Ok, by now you might ask - what just happened? Why are we rebasing two times?
The first time we rebase (when we are in feature branch and we run git rebase master
), git rebase looks for a common "base" between feature branch and master. By common base, I mean common commit. In this case, our common commit is "master2"
commit. It also finds that master has "master3" that feature branch does not have.
Then it makes "master3" instead of "master2" our feature branch's new base (hence the word rebase). After making "master3" our new base, all changes done in feature branch is applied on top of new base. That's why on git log we see master1 -> master2 -> master3 -> feature1. This is the first rebase.
When we check out master branch after rebasing, we run git rebase feature1
. Git searches for common base between master and feature branch and finds that master3 is the common branch, cool! Since both branches share the same base, master is not rebased. However, it finds that feature has commits that are not in master, so it applies feature1 into master.
Resources on git rebase:
And that's it! Our master now successfully rebased with our feature changes.
Should I merge or rebase?
Now the question is, what do we use? The answer is, as always, depends.

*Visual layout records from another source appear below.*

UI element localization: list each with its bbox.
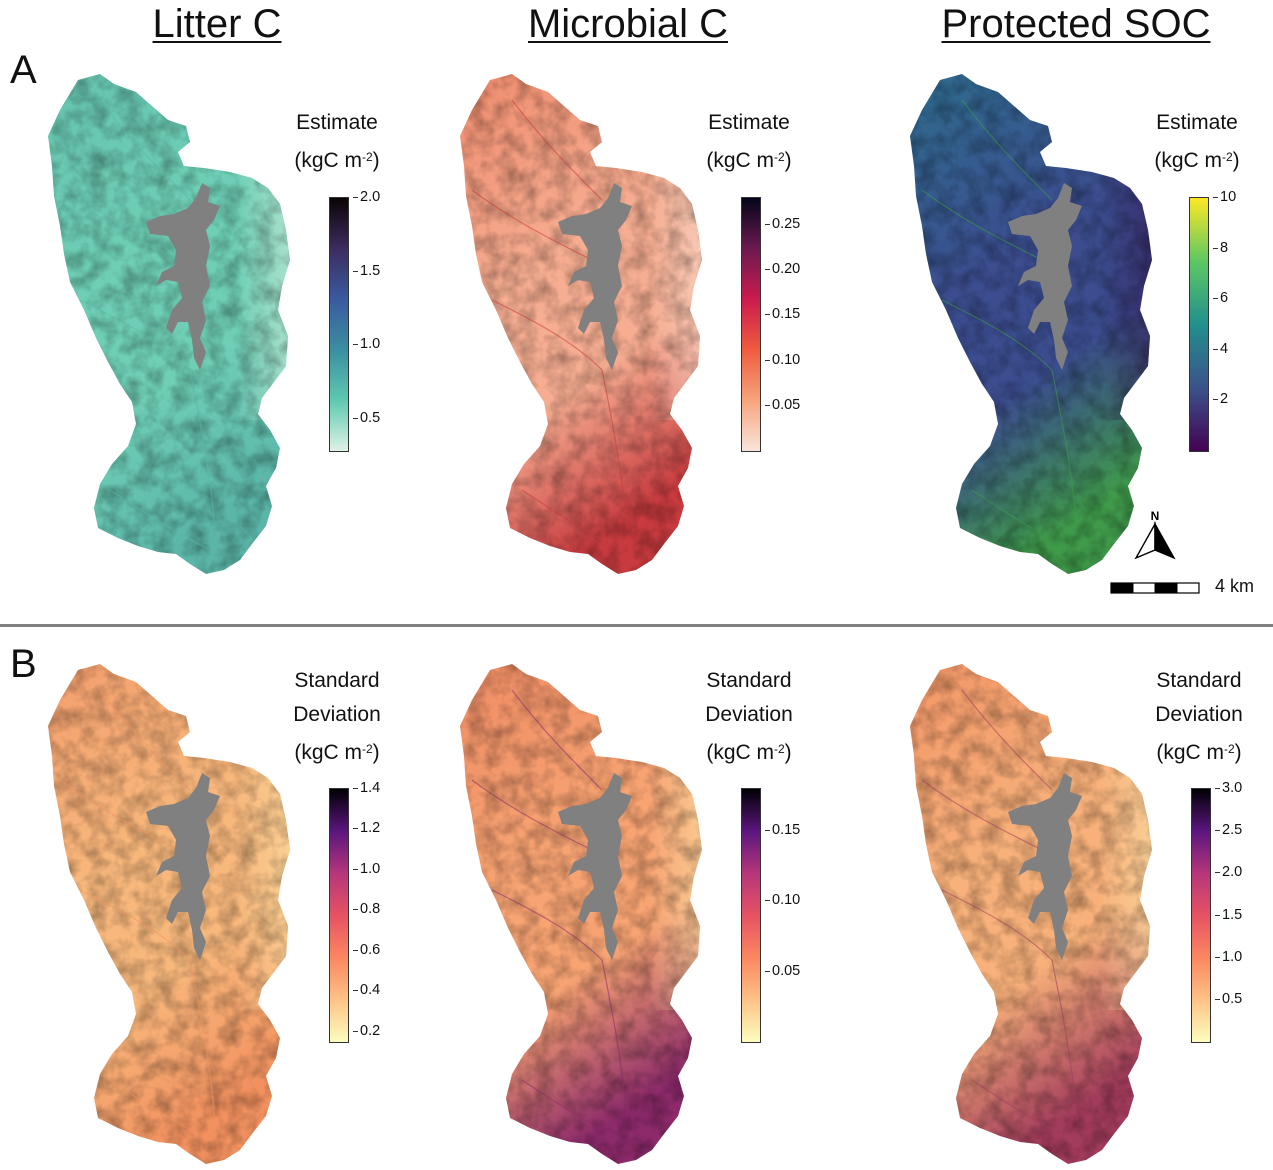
colorbar-tick-label: 0.10 xyxy=(764,892,801,909)
map-stream-line xyxy=(189,959,216,1121)
map-stream-line xyxy=(521,1079,623,1141)
reservoir-shape xyxy=(146,183,220,370)
colorbar-gradient xyxy=(329,197,349,452)
map-stream-line xyxy=(921,779,1043,851)
colorbar-gradient xyxy=(1189,197,1209,452)
map-stream-line xyxy=(601,369,628,531)
colorbar-tick-label: 1.2 xyxy=(352,820,381,837)
colorbar-tick-label: 0.5 xyxy=(1214,990,1243,1007)
column-title-microbial: Microbial C xyxy=(527,2,729,46)
map-protected-soc-estimate xyxy=(910,74,1152,574)
colorbar-tick-label: 4 xyxy=(1212,340,1229,357)
colorbar-tick-label: 2.5 xyxy=(1214,822,1243,839)
map-protected-soc-sd xyxy=(910,664,1152,1164)
panel-label-b: B xyxy=(10,642,37,686)
column-title-soc: Protected SOC xyxy=(941,2,1211,46)
map-stream-line xyxy=(99,689,191,791)
map-litter-sd xyxy=(48,664,290,1164)
north-arrow-label: N xyxy=(1151,509,1160,523)
legend-title-soc-estimate: Estimate (kgC m-2) xyxy=(1154,111,1240,172)
scale-bar-label: 4 km xyxy=(1215,576,1255,596)
reservoir-shape xyxy=(1008,773,1082,960)
map-microbial-estimate xyxy=(460,74,702,574)
colorbar-tick-label: 0.10 xyxy=(764,351,801,368)
colorbar-tick-label: 0.5 xyxy=(352,409,381,426)
column-title-litter: Litter C xyxy=(152,2,282,46)
map-stream-line xyxy=(961,99,1053,201)
colorbar-tick-label: 0.20 xyxy=(764,261,801,278)
legend-title-microbial-sd: Standard Deviation (kgC m-2) xyxy=(705,669,793,764)
map-stream-line xyxy=(601,959,628,1121)
colorbar-tick-label: 0.25 xyxy=(764,216,801,233)
map-stream-line xyxy=(1051,959,1078,1121)
map-stream-line xyxy=(471,189,593,261)
colorbar-gradient xyxy=(329,788,349,1043)
map-stream-line xyxy=(59,779,181,851)
map-stream-line xyxy=(971,489,1073,551)
colorbar-tick-label: 2.0 xyxy=(1214,864,1243,881)
colorbar-tick-label: 1.0 xyxy=(1214,948,1243,965)
map-stream-line xyxy=(511,99,603,201)
map-stream-line xyxy=(491,299,603,371)
reservoir-shape xyxy=(558,183,632,370)
panel-divider xyxy=(0,624,1273,627)
map-stream-line xyxy=(79,889,191,961)
map-stream-line xyxy=(941,889,1053,961)
legend-title-microbial-estimate: Estimate (kgC m-2) xyxy=(706,111,792,172)
reservoir-shape xyxy=(558,773,632,960)
colorbar-tick-label: 10 xyxy=(1212,189,1237,205)
colorbar-tick-label: 1.0 xyxy=(352,336,381,353)
colorbar-tick-label: 0.15 xyxy=(764,306,801,323)
colorbar-gradient xyxy=(741,197,761,452)
north-arrow-icon: N xyxy=(1134,509,1176,560)
colorbar-tick-label: 2.0 xyxy=(352,189,381,205)
colorbar-tick-label: 1.0 xyxy=(352,860,381,877)
colorbar-tick-label: 6 xyxy=(1212,290,1229,307)
map-stream-line xyxy=(189,369,216,531)
colorbar-tick-label: 3.0 xyxy=(1214,780,1243,796)
map-stream-line xyxy=(511,689,603,791)
colorbar-tick-label: 0.8 xyxy=(352,901,381,918)
map-stream-line xyxy=(971,1079,1073,1141)
map-microbial-sd xyxy=(460,664,702,1164)
map-stream-line xyxy=(941,299,1053,371)
reservoir-shape xyxy=(146,773,220,960)
colorbar-gradient xyxy=(741,788,761,1043)
map-litter-estimate xyxy=(48,74,290,574)
legend-title-litter-sd: Standard Deviation (kgC m-2) xyxy=(293,669,381,764)
colorbar-tick-label: 0.15 xyxy=(764,822,801,839)
colorbar-tick-label: 0.2 xyxy=(352,1022,381,1039)
colorbar-tick-label: 1.5 xyxy=(1214,906,1243,923)
map-stream-line xyxy=(59,189,181,261)
map-stream-line xyxy=(109,1079,211,1141)
colorbar-tick-label: 0.05 xyxy=(764,962,801,979)
colorbar-tick-label: 1.4 xyxy=(352,780,381,796)
colorbar-tick-label: 0.05 xyxy=(764,396,801,413)
map-stream-line xyxy=(961,689,1053,791)
legend-title-litter-estimate: Estimate (kgC m-2) xyxy=(294,111,380,172)
colorbar-tick-label: 8 xyxy=(1212,239,1229,256)
map-stream-line xyxy=(521,489,623,551)
map-stream-line xyxy=(79,299,191,371)
map-stream-line xyxy=(491,889,603,961)
colorbar-gradient xyxy=(1191,788,1211,1043)
colorbar-tick-label: 0.4 xyxy=(352,982,381,999)
map-stream-line xyxy=(471,779,593,851)
map-stream-line xyxy=(99,99,191,201)
legend-title-soc-sd: Standard Deviation (kgC m-2) xyxy=(1155,669,1243,764)
colorbar-tick-label: 1.5 xyxy=(352,262,381,279)
colorbar-tick-label: 0.6 xyxy=(352,941,381,958)
reservoir-shape xyxy=(1008,183,1082,370)
map-stream-line xyxy=(921,189,1043,261)
colorbar-tick-label: 2 xyxy=(1212,391,1229,408)
map-stream-line xyxy=(109,489,211,551)
panel-label-a: A xyxy=(10,48,37,92)
scale-bar xyxy=(1110,582,1200,594)
map-stream-line xyxy=(1051,369,1078,531)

Just remember these things:
Git merge generates a commit while merging and preserves all history. It is messier but makes things traceable (we can tell when a merge is done from history). What we did is readable because there were not a lot going on, but imagine a team of 30-50 developers doing daily merges.
Git rebase is a lot cleaner, but hard to trace things back because it rewrites history (if you see git log after what we just did, it's hard to tell that a rebase just happened).
Yet more resources:
I appreciate you guys reading this far. Happy coding all!